According to one commentator from PwC, one of the major reasons for this was the focus on “on integrating the assets they had acquired in 2012.”
We shared in a blog about mergers and acquisitions for oil and gas earlier this year, “50% – 70% of merger and acquisition transactions fail to ultimately create incremental shareholder value, oftentimes due to failed post-merger integration.”
So for many oil and gas companies, it may be that systems integration posed a larger challenge than decision makers originally anticipated. In his e-book, “Data Quality Assessment,” Arkady Maydanchik shares that although data consolidations are very common:
“Database consolidations after corporate mergers are especially troublesome because they are usually unplanned, must be completed in an unreasonably tight timeframe, take place in the midst of the cultural clash of IT departments, and are accompanied by inevitable loss of expertise when key people leave midway through the project.”
Data and Your Investment
Maydanchik goes on to describe a problem that is exceedingly common for oil and gas. When the two systems from the purchasing and acquiring companies (production numbers, leases, etc.) have overlapping data that do not line up, “the efforts to squeeze square pegs into round holes are painful, even to an outside observant.”
Considering that more than 50% of the investment during a merger is realized as a result of successful integration, this issue is clearly an important one. For the average oil and gas company, “there are duplicates, there are overlaps in subject populations and data histories, and there are numerous data conflicts.”
Maydanchik goes on to explain that the traditional approach of setting up a “winner-loser matrix” to merge data together can be very tricky. Assumptions have to be made, for example that lease data in system A should override data in system B, when no one is actually sure that the data in either system is right.
His image to the left demonstrates what can happen to data without a careful approach to merging databases.
Master Data Management
As a result of all of these factors, an investment in master data management isn’t a nice to have, it’s a must!
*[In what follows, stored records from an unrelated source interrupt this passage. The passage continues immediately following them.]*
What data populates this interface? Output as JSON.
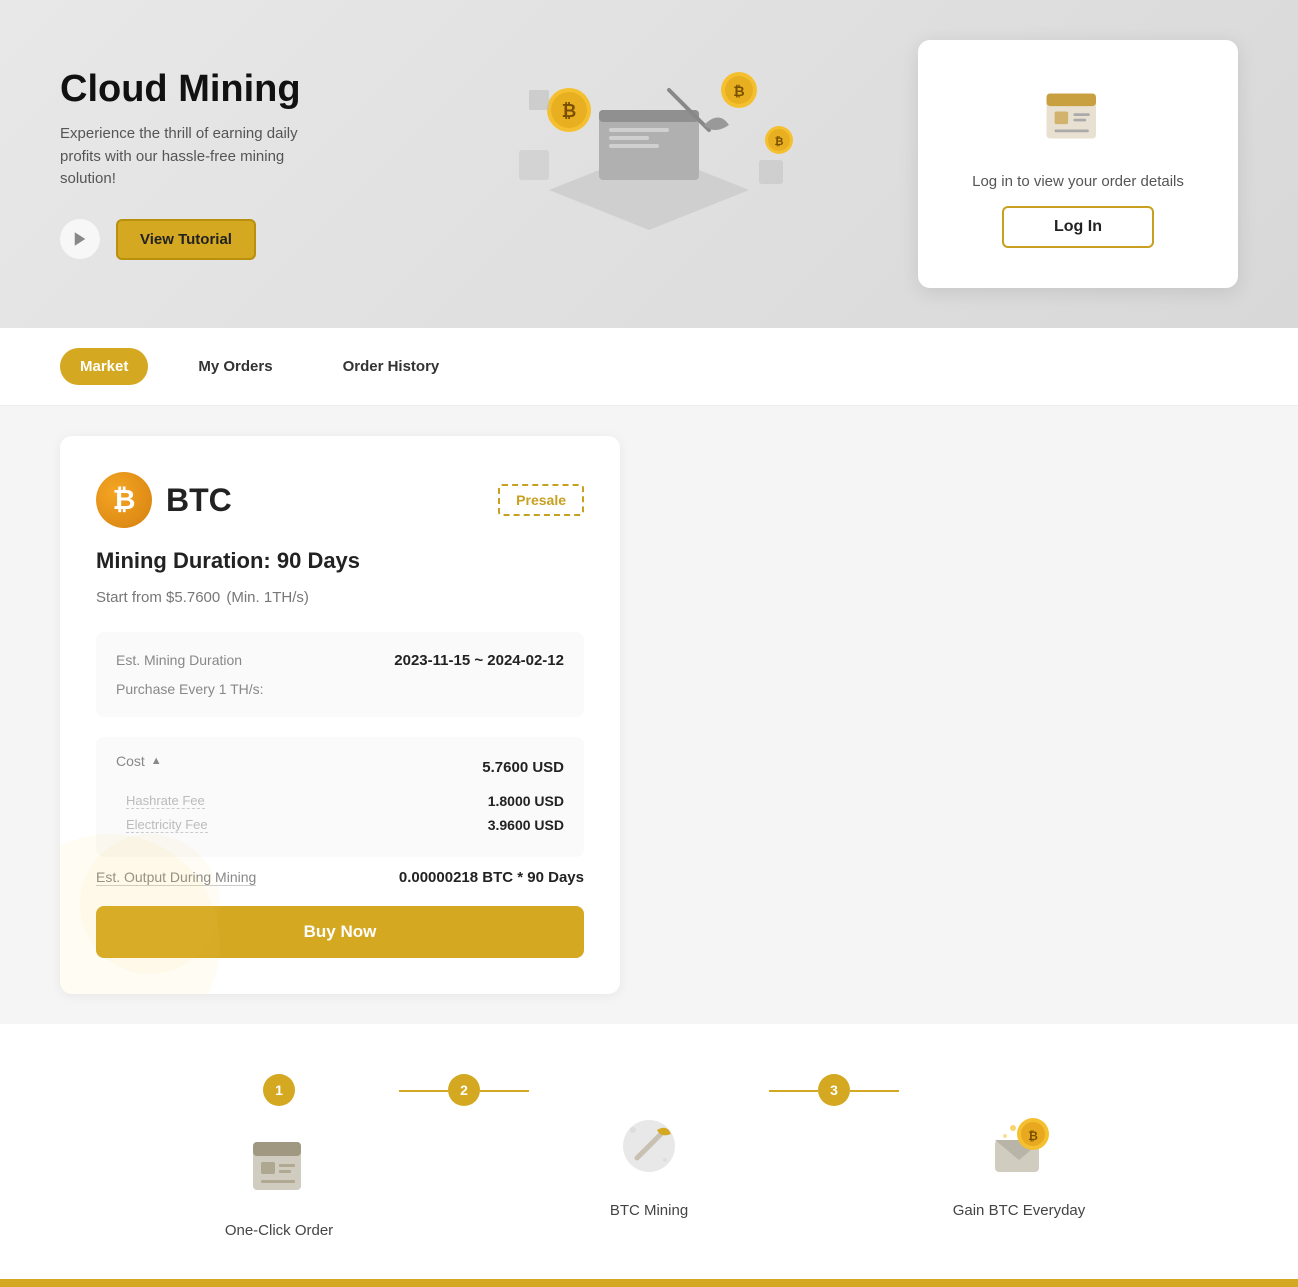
{
  "hero": {
    "title": "Cloud Mining",
    "subtitle": "Experience the thrill of earning daily profits with our hassle-free mining solution!",
    "tutorial_label": "View Tutorial",
    "play_icon": "▶"
  },
  "login_card": {
    "text": "Log in to view your order details",
    "button_label": "Log In"
  },
  "tabs": [
    {
      "id": "market",
      "label": "Market",
      "active": true
    },
    {
      "id": "my-orders",
      "label": "My Orders",
      "active": false
    },
    {
      "id": "order-history",
      "label": "Order History",
      "active": false
    }
  ],
  "mining_card": {
    "coin": "BTC",
    "coin_symbol": "₿",
    "presale_label": "Presale",
    "duration_label": "Mining Duration: 90 Days",
    "price_label": "Start from $5.7600",
    "price_note": "(Min. 1TH/s)",
    "details": {
      "est_mining_duration_label": "Est. Mining Duration",
      "est_mining_duration_value": "2023-11-15 ~ 2024-02-12",
      "purchase_label": "Purchase Every 1 TH/s:",
      "cost_label": "Cost",
      "cost_total": "5.7600 USD",
      "hashrate_fee_label": "Hashrate Fee",
      "hashrate_fee_value": "1.8000 USD",
      "electricity_fee_label": "Electricity Fee",
      "electricity_fee_value": "3.9600 USD",
      "output_label": "Est. Output During Mining",
      "output_value": "0.00000218 BTC * 90 Days"
    },
    "buy_label": "Buy Now"
  },
  "steps": [
    {
      "num": "1",
      "label": "One-Click Order"
    },
    {
      "num": "2",
      "label": "BTC Mining"
    },
    {
      "num": "3",
      "label": "Gain BTC Everyday"
    }
  ]
}
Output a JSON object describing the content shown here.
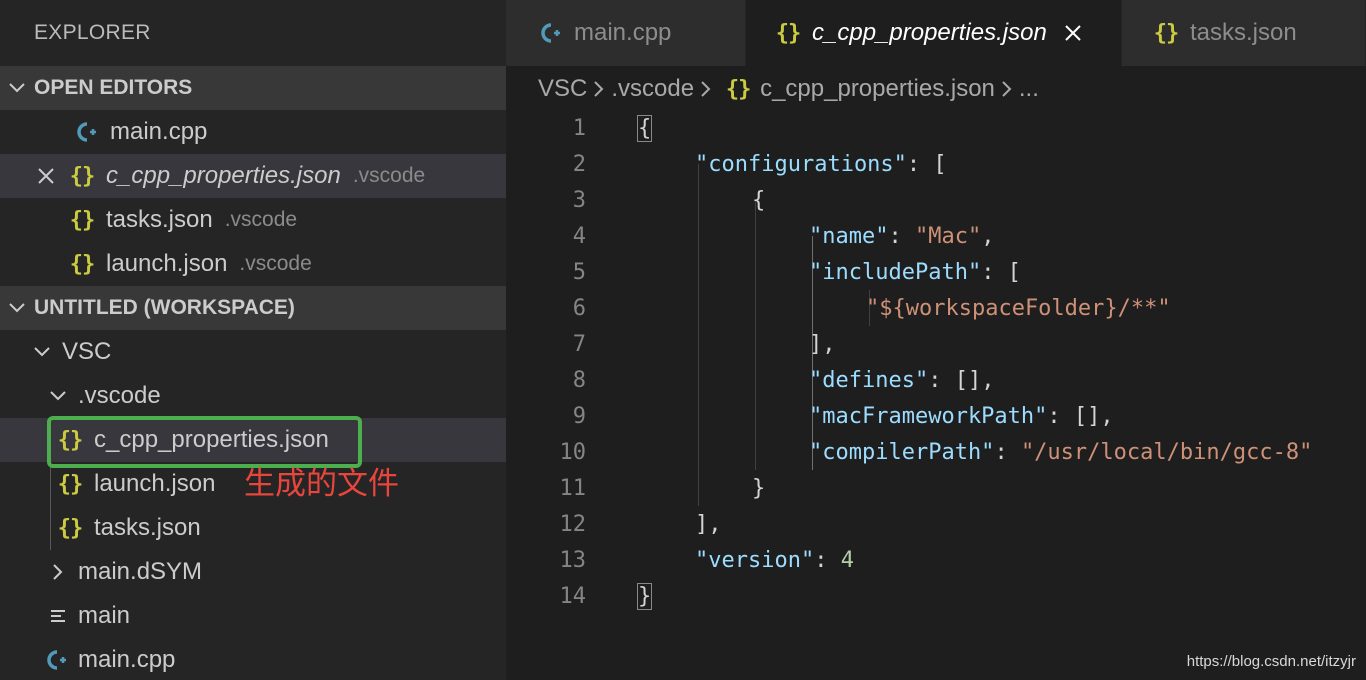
{
  "sidebar": {
    "title": "EXPLORER",
    "open_editors": {
      "header": "OPEN EDITORS",
      "items": [
        {
          "name": "main.cpp",
          "desc": ""
        },
        {
          "name": "c_cpp_properties.json",
          "desc": ".vscode"
        },
        {
          "name": "tasks.json",
          "desc": ".vscode"
        },
        {
          "name": "launch.json",
          "desc": ".vscode"
        }
      ]
    },
    "workspace": {
      "header": "UNTITLED (WORKSPACE)",
      "tree": {
        "root": "VSC",
        "vscode_folder": ".vscode",
        "vscode_files": [
          "c_cpp_properties.json",
          "launch.json",
          "tasks.json"
        ],
        "dsym_folder": "main.dSYM",
        "main_file": "main",
        "main_cpp": "main.cpp"
      }
    },
    "annotation": "生成的文件"
  },
  "tabs": [
    {
      "label": "main.cpp",
      "icon": "cpp-icon"
    },
    {
      "label": "c_cpp_properties.json",
      "icon": "json-icon"
    },
    {
      "label": "tasks.json",
      "icon": "json-icon"
    }
  ],
  "breadcrumb": {
    "items": [
      "VSC",
      ".vscode",
      "c_cpp_properties.json"
    ],
    "ellipsis": "..."
  },
  "editor": {
    "line_numbers": [
      "1",
      "2",
      "3",
      "4",
      "5",
      "6",
      "7",
      "8",
      "9",
      "10",
      "11",
      "12",
      "13",
      "14"
    ],
    "json": {
      "key_configurations": "\"configurations\"",
      "key_name": "\"name\"",
      "val_name": "\"Mac\"",
      "key_includePath": "\"includePath\"",
      "val_includePath": "\"${workspaceFolder}/**\"",
      "key_defines": "\"defines\"",
      "key_macFrameworkPath": "\"macFrameworkPath\"",
      "key_compilerPath": "\"compilerPath\"",
      "val_compilerPath": "\"/usr/local/bin/gcc-8\"",
      "key_version": "\"version\"",
      "val_version": "4"
    }
  },
  "watermark": "https://blog.csdn.net/itzyjr",
  "colors": {
    "json_icon": "#cbcb41",
    "cpp_icon": "#519aba",
    "highlight_box": "#4cae4c",
    "annotation": "#e8453c",
    "json_key": "#9cdcfe",
    "json_string": "#ce9178",
    "json_number": "#b5cea8"
  }
}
Either internally, or with the help of a software consultant, your company should start by scrubbing all the available data so that it is correct and in the same format.
After that, the team must work strategically to determine what the system of record is, and then develop rules around how other associated databases should relate to that. For example, if the accounting department makes a monthly update, should those numbers override data in the production database?